When asked if the Delhi Police had conducted any privacy assessment before they began to use the technology, the Delhi Police stated that, “while investigating any case, the investigating officer is empowered as per law to explore all possible information to identify and legally prosecute the offender. No privacy impact assessment was done”. The Delhi Police added, “the privacy of any citizen is sacrosanct and Delhi Police is well aware of that”.
Experts state that 80% accuracy is not good enough for criminal investigation cases. According to a blog post by Dr Matt Wood, vice-president of Artificial Intelligence at Amazon Web Services, an 80% confidence threshold is not the right setting for public safety use cases as it is far too low to ensure the accurate identification of individuals.
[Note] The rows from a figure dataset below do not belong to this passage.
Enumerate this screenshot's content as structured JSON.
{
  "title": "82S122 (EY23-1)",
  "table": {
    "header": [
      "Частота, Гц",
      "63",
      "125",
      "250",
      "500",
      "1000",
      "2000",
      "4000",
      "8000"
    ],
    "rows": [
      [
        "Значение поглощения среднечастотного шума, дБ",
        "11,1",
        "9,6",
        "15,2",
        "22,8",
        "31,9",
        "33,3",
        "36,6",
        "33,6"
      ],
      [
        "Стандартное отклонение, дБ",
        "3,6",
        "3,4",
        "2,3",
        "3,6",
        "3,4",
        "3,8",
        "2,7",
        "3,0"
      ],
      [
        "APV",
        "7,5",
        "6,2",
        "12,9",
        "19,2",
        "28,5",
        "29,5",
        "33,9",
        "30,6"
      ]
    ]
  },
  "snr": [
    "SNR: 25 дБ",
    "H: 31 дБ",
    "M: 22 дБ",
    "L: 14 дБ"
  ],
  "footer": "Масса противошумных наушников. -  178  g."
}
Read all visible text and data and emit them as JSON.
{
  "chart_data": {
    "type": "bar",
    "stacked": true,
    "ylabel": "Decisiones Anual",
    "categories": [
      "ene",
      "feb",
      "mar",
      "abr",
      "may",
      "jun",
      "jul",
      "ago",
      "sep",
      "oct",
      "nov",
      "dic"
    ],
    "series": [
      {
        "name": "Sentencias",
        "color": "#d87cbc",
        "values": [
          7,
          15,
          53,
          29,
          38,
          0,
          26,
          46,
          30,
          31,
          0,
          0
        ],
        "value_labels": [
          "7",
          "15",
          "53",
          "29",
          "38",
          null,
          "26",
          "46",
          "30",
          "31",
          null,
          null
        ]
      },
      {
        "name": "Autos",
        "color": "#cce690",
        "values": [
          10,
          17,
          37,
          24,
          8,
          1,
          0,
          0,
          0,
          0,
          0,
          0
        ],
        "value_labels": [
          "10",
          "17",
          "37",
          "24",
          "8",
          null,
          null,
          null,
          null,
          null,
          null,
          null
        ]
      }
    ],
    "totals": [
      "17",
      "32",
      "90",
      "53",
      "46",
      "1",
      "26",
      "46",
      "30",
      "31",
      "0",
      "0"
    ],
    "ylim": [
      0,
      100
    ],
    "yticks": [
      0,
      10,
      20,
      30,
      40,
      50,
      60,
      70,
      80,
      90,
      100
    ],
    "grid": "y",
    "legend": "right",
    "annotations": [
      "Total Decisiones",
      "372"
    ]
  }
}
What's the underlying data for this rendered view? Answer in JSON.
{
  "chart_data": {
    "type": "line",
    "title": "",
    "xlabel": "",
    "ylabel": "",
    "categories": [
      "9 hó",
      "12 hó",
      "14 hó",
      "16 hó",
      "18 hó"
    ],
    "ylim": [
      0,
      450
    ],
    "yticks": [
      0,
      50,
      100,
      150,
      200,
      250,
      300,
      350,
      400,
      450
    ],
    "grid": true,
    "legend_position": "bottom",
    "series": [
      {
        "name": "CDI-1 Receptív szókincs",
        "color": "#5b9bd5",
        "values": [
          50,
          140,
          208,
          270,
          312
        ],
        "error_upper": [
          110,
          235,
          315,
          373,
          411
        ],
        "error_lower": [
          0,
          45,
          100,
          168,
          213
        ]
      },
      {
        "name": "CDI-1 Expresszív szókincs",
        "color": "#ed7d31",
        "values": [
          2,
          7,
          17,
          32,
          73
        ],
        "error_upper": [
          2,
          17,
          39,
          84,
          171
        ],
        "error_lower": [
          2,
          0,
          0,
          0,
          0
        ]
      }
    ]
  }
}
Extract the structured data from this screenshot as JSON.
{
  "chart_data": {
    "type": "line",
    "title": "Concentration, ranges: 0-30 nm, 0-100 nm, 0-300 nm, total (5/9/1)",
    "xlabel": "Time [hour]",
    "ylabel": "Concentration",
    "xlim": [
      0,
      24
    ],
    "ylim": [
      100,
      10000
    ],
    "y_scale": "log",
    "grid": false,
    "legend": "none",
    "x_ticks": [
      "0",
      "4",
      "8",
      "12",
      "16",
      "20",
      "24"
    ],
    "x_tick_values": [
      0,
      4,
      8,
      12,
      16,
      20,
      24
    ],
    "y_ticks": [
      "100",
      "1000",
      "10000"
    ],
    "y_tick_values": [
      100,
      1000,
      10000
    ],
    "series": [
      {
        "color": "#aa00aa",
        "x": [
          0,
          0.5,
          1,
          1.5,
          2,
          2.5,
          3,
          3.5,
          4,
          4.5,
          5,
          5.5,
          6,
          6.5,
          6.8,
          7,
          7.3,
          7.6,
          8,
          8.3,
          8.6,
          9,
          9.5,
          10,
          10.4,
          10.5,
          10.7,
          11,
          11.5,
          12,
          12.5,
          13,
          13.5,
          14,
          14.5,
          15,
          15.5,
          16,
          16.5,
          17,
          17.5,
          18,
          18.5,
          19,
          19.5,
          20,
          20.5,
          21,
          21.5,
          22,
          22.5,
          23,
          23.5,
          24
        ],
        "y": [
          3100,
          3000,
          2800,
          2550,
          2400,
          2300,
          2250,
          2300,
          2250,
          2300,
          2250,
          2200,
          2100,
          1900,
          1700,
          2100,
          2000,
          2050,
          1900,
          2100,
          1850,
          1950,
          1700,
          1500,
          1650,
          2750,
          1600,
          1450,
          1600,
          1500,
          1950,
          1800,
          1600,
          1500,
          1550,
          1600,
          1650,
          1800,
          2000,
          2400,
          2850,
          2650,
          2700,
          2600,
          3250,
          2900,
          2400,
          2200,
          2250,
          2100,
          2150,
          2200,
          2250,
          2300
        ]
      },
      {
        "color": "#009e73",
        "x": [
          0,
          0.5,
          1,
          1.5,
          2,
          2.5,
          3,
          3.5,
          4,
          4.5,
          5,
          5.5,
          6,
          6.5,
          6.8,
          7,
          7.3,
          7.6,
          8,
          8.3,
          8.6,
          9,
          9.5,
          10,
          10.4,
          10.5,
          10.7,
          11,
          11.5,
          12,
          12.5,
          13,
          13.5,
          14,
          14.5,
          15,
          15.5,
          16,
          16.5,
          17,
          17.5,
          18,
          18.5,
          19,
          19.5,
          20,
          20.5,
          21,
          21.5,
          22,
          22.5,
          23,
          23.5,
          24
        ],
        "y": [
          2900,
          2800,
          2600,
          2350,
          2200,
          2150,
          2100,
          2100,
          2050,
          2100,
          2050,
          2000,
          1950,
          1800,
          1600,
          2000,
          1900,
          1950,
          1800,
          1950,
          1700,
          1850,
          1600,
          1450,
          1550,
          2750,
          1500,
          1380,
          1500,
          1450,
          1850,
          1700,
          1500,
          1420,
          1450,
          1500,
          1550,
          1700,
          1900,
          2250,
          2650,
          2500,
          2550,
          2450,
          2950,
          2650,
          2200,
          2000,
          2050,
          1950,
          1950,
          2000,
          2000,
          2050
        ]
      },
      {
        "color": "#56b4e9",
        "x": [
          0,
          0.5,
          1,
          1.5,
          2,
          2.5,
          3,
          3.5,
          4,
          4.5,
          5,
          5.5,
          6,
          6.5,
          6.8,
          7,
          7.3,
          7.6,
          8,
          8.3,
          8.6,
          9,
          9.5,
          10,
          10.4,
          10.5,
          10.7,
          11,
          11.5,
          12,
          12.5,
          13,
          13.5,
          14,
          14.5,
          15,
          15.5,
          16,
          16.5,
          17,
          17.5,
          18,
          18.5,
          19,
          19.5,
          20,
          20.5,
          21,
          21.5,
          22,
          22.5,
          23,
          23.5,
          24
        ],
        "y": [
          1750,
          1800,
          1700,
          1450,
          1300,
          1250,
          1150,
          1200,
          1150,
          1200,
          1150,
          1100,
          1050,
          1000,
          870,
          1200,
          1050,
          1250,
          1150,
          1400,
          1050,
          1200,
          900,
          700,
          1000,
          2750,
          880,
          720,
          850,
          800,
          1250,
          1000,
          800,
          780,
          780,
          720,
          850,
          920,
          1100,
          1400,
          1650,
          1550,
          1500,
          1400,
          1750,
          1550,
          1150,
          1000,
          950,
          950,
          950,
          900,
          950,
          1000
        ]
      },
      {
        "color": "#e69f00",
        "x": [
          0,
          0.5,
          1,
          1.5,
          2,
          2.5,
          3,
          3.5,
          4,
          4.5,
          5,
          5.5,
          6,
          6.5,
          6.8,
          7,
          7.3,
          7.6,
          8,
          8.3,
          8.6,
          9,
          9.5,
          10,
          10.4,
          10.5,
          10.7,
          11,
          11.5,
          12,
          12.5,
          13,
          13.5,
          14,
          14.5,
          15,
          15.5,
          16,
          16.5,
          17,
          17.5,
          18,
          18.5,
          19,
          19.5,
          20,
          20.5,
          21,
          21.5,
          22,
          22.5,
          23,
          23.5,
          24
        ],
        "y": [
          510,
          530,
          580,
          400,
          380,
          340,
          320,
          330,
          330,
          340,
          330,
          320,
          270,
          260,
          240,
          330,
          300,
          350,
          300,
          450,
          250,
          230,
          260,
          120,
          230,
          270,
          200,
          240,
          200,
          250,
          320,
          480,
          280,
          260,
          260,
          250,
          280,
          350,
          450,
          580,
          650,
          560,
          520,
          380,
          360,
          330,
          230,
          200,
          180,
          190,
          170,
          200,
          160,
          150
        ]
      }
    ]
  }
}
Additionally, in a test the American Civil Liberties Union conducted of the facial recognition tool marketed by Amazon, called “Rekognition”, it was found that the software incorrectly matched 28 members of the US Congress, identifying them as other people who have been arrested for a crime. The false matches were disproportionately of people of colour, including six members of the Congressional Black Caucus. Nearly 40% of Rekognition’s false matches in the test were of people of color, even though they make up only 20% of the US Congress.
The MIT Media Lab, which too tested “Rekognition”, found that the system misclassified women as men 19% of the time and mistook darker-skinned women for men 31% of the time.
Explaining the issues with the facial recognition technology, a digital rights activist stated that three people in the US, all of them Black men, were falsely arrested based on a bad facial recognition matches even as late as January 2021.
According to a 2018 report by UK civil liberties campaign group Big Brother Watch, the police attempts to use facial recognition technology to recognise people from their face are failing, with the wrong person picked out nine times out 10. The UK police ran trials across the city for four years, from 2016-2019. The force paused its use during the pandemic, but is now deploying it again in central London. The UK Police used facial recognition at the 2017 Notting Hill carnival, where the system was wrong 98% of the time, falsely telling officers on 102 occasions that it had spotted a suspect.
In 2019, researchers for the National Institute of Standards and Technology in the United States found that facial recognition algorithms falsely identified African-American and Asian faces 10 to 100 times more than Caucasian faces. The researchers used more than 18 million photos of about 8.5 million people from United States using mug shots, border databases and visa applications.